Making such pompous pronouncements is easy, especially on the Internet. Forming one’s own strategy and setting one’s own small daily goals is much harder. But I feel as though reading this stuff and thinking about it is necessary and why I want to live in a small house without doing any housework so I have time to think.
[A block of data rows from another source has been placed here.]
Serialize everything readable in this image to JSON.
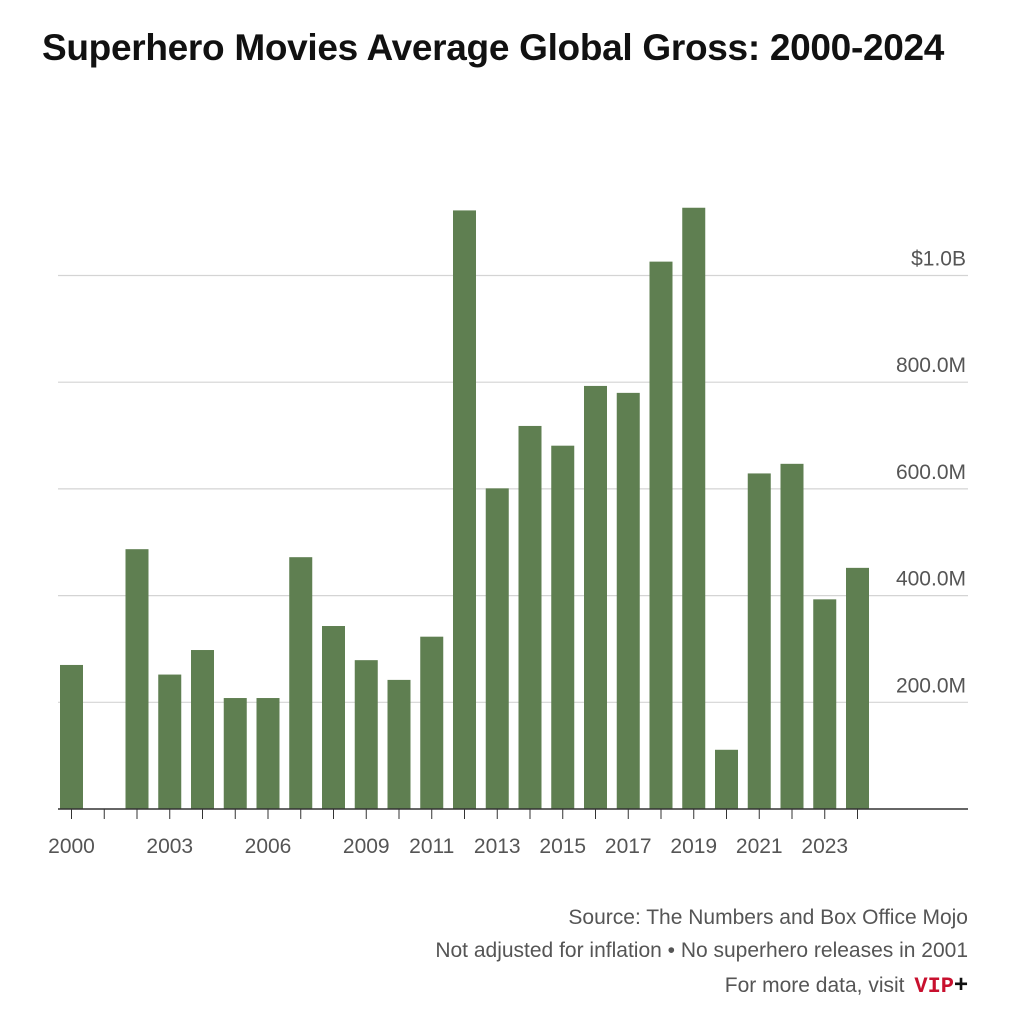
{
  "title": "Superhero Movies Average Global Gross: 2000-2024",
  "footer": {
    "source": "Source: The Numbers and Box Office Mojo",
    "note": "Not adjusted for inflation • No superhero releases in 2001",
    "more": "For more data, visit",
    "brand": "VIP",
    "brand_plus": "+"
  },
  "colors": {
    "bar": "#5f7f51",
    "grid": "#d4d4d4",
    "axis": "#333333",
    "text": "#555555"
  },
  "chart_data": {
    "type": "bar",
    "categories": [
      "2000",
      "2001",
      "2002",
      "2003",
      "2004",
      "2005",
      "2006",
      "2007",
      "2008",
      "2009",
      "2010",
      "2011",
      "2012",
      "2013",
      "2014",
      "2015",
      "2016",
      "2017",
      "2018",
      "2019",
      "2020",
      "2021",
      "2022",
      "2023",
      "2024"
    ],
    "values": [
      270,
      0,
      487,
      252,
      298,
      208,
      208,
      472,
      343,
      279,
      242,
      323,
      1122,
      601,
      718,
      681,
      793,
      780,
      1026,
      1127,
      111,
      629,
      647,
      393,
      452
    ],
    "x_tick_labels": [
      "2000",
      "2003",
      "2006",
      "2009",
      "2011",
      "2013",
      "2015",
      "2017",
      "2019",
      "2021",
      "2023"
    ],
    "y_ticks": [
      200,
      400,
      600,
      800,
      1000
    ],
    "y_tick_labels": [
      "200.0M",
      "400.0M",
      "600.0M",
      "800.0M",
      "$1.0B"
    ],
    "ylim": [
      0,
      1130
    ],
    "units": "millions USD",
    "grid": true
  }
}
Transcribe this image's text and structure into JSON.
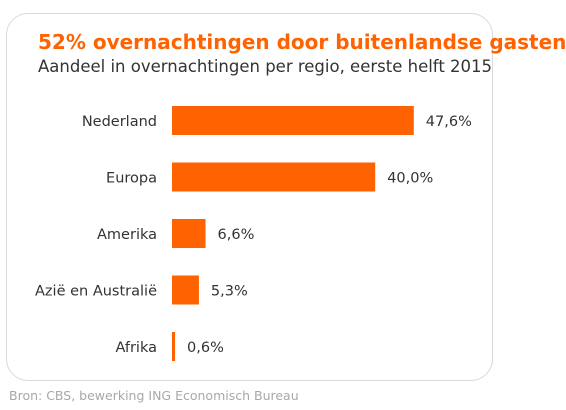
{
  "chart_data": {
    "type": "bar",
    "orientation": "horizontal",
    "title": "52% overnachtingen door buitenlandse gasten",
    "subtitle": "Aandeel in overnachtingen per regio, eerste helft 2015",
    "categories": [
      "Nederland",
      "Europa",
      "Amerika",
      "Azië en Australië",
      "Afrika"
    ],
    "values": [
      47.6,
      40.0,
      6.6,
      5.3,
      0.6
    ],
    "value_labels": [
      "47,6%",
      "40,0%",
      "6,6%",
      "5,3%",
      "0,6%"
    ],
    "unit": "%",
    "bar_color": "#ff6200",
    "grid": false,
    "legend": "none"
  },
  "source": "Bron: CBS, bewerking ING Economisch Bureau"
}
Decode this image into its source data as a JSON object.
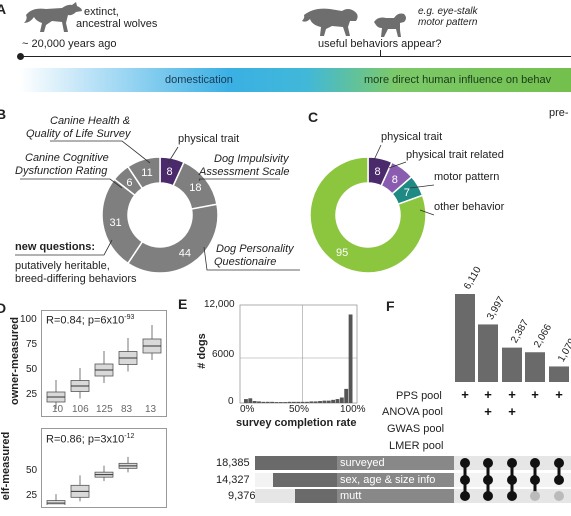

Besides, I hope it won’t attract any other people except on the Internet and then only people who also want to think about what it means to live in a body. Without bringing it here, hoping to be fed and held.
My body is not exceptional: old, tubby, hair thinning, eyes dimming, hands fumbling, feet stumbling. But I’ve always been curious about it. Never imposed much discipline until the necessity of going sugarless. Every morning I spent a half-hour with my friends, one dying of cancer and the other operating with one arm and a morphine pump. They’ve been married fifty years, worked hard, had many dreams. Yesterday morning I watched she and her husband trying to get her little pain-killer patch (a square inch) peeled off its backing and stuck onto her chest. It was a ten minute struggle. They wanted to do it themselves. The stuff is so powerful she only needs one every three days and drinking alcohol at the same time would kill her. I bring gossip, pet the busy little dog, and help him put on his shirt and socks. I go at the same time every morning. Dependability is important. Bodies understand it.